Rishabh Pant has not quite been able to live up to the expectations in the T20 format. In T20Is since 2020, he has averaged just 27.63 and has struck at 129.95 in 32 innings. At the Asia Cup, Pant had to be brought into the XI in place of Dinesh Karthik following an injury to Ravindra Jadeja as India wanted a left-hand batter in the middle. But he could only make scores of 17 and 14 against Sri Lanka and Pakistan respectively in the Super 4s. While having Pant and Karthik in the squad offers them flexibility, it looks like India can currently accommodate only one of the two in the XI. Pant will have to make use of his time in the middle in the upcoming T20Is to get back into form before the T20 World Cup.
Umesh Yadav, who was originally meant to undergo rehab for a quad injury in Bengaluru, has been called into the squad after Mohammed Shami tested positive for Covid-19. But with the return of Bumrah and Harshal, India are unlikely to play Umesh in the XI.
India (probable): 1 Rohit Sharma (capt), 2 KL Rahul, 3 Virat Kohli, 4 Suryakumar Yadav, 5 Hardik Pandya, 6 Rishabh Pant/ Dinesh Karthik (wk), 7 Axar Patel, 8 Bhuvneshwar Kumar/ Deepak Chahar, 9 Harshal Patel, 10 Yuzvendra Chahal, 11 Jasprit Bumrah
With Marsh absent, Smith will bat at No. 3 against India. David looks set to make his Australia debut in the middle order. Australia are also likely to play Inglis – who has so far played at No. 3 and in the middle order in T20Is – as an opener and push Matthew Wade down the order. Cameron Green, who has been impressive with the ball and the bat, has been brought back into the T20I squad – having played a solitary match in April this year – and is also likely to find a place in the XI.
Australia (probable): 1 Aaron Finch (capt), 2 Josh Inglis, 3 Steven Smith, 4 Glenn Maxwell, 5 Matthew Wade (wk), 6 Tim David, 7 Cameron Green, 8 Adam Zampa, 9 Pat Cummins, 10 Josh Hazlewood, 11 Sean Abbott
Pitch and conditions
It is expected to be partly cloudy and humid in Mohali tomorrow, with a 25% chance of precipitation in the evening. In T20s since 2018, the chasing team has won seven out of 11 matches at the ground. On the eve of the match, Finch said the wicket had “a bit of grass on it”.

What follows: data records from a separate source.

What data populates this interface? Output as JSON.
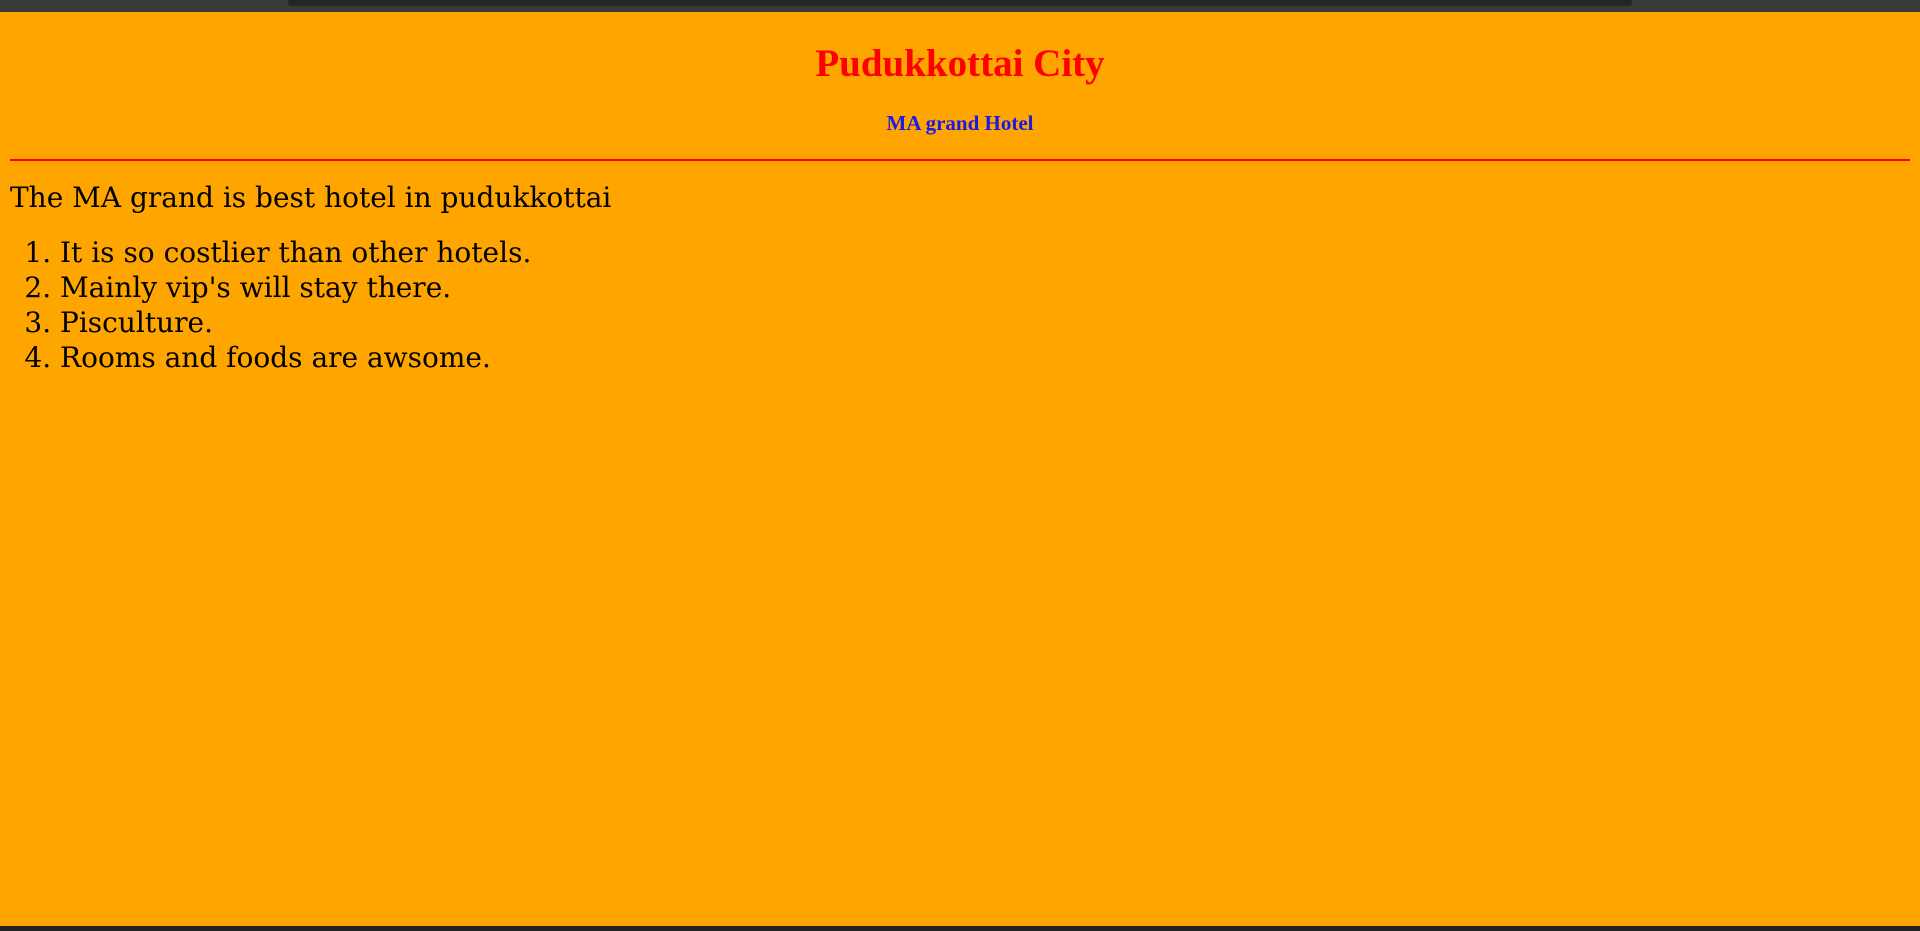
{
  "page": {
    "background_color": "#ffa500",
    "title": "Pudukkottai City",
    "title_color": "#ff0000",
    "subtitle": "MA grand Hotel",
    "subtitle_color": "#1a1ae6",
    "divider_color": "#ff0000",
    "intro": "The MA grand is best hotel in pudukkottai",
    "list_items": [
      "It is so costlier than other hotels.",
      "Mainly vip's will stay there.",
      "Pisculture.",
      "Rooms and foods are awsome."
    ]
  }
}
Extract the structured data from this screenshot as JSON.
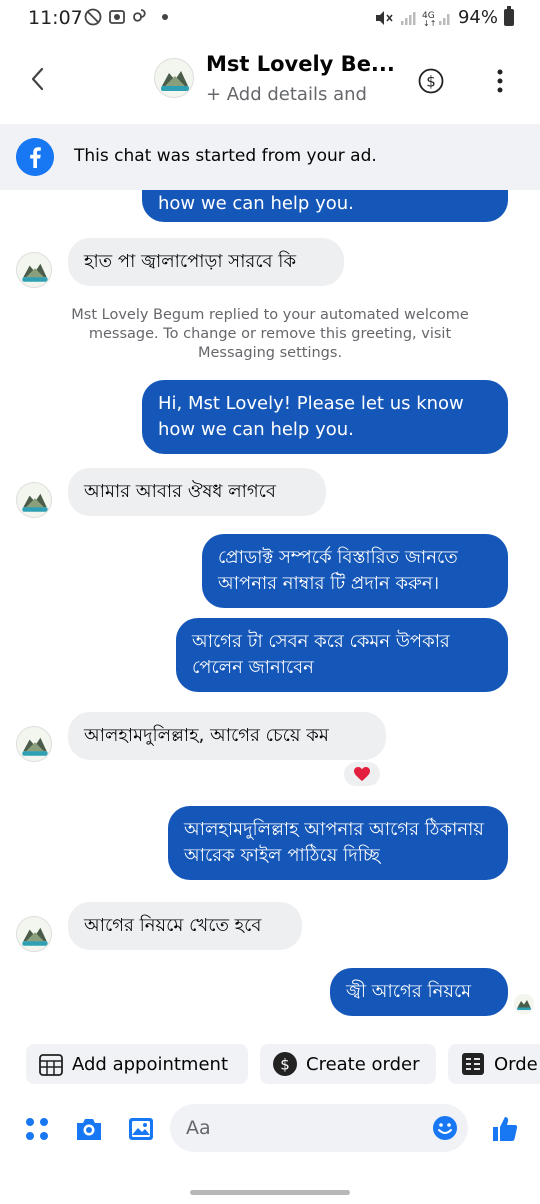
{
  "status_bar": {
    "time": "11:07",
    "battery": "94%"
  },
  "header": {
    "contact_name": "Mst Lovely Be...",
    "subtitle": "+ Add details and",
    "icons": [
      "back-arrow-icon",
      "dollar-icon",
      "more-vertical-icon"
    ]
  },
  "ad_banner": {
    "text": "This chat was started from your ad."
  },
  "messages": [
    {
      "side": "out",
      "text": "how we can help you."
    },
    {
      "side": "in",
      "text": "হাত পা জ্বালাপোড়া সারবে কি"
    },
    {
      "side": "system",
      "text": "Mst Lovely Begum replied to your automated welcome message. To change or remove this greeting, visit Messaging settings."
    },
    {
      "side": "out",
      "text": "Hi, Mst Lovely! Please let us know how we can help you."
    },
    {
      "side": "in",
      "text": "আমার আবার ঔষধ লাগবে"
    },
    {
      "side": "out",
      "text": "প্রোডাক্ট সম্পর্কে বিস্তারিত জানতে আপনার নাম্বার টি প্রদান করুন।"
    },
    {
      "side": "out",
      "text": "আগের টা সেবন করে কেমন উপকার পেলেন জানাবেন"
    },
    {
      "side": "in",
      "text": "আলহামদুলিল্লাহ, আগের চেয়ে কম",
      "reaction": "heart"
    },
    {
      "side": "out",
      "text": "আলহামদুলিল্লাহ আপনার আগের ঠিকানায় আরেক ফাইল পাঠিয়ে দিচ্ছি"
    },
    {
      "side": "in",
      "text": "আগের নিয়মে খেতে হবে"
    },
    {
      "side": "out",
      "text": "জ্বী আগের নিয়মে"
    }
  ],
  "quick_actions": [
    {
      "label": "Add appointment",
      "icon": "calendar-icon"
    },
    {
      "label": "Create order",
      "icon": "dollar-icon"
    },
    {
      "label": "Orde",
      "icon": "list-icon"
    }
  ],
  "composer": {
    "placeholder": "Aa"
  },
  "colors": {
    "outgoing_bubble": "#1557b8",
    "incoming_bubble": "#eeeff1",
    "accent": "#1877f2"
  }
}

“… Only we know what role is expected of each person. Everyone is trying to give their best, and not every time will a player succeed. And that is the kind of environment we have created, that players are not afraid to play, or players are not afraid to make mistakes.”
KL Rahul on constant criticism from outside
“The last thing you want to do is have an injury derail your whole campaign because you’re pigeon-holed into playing one style of cricket or one structure of team.”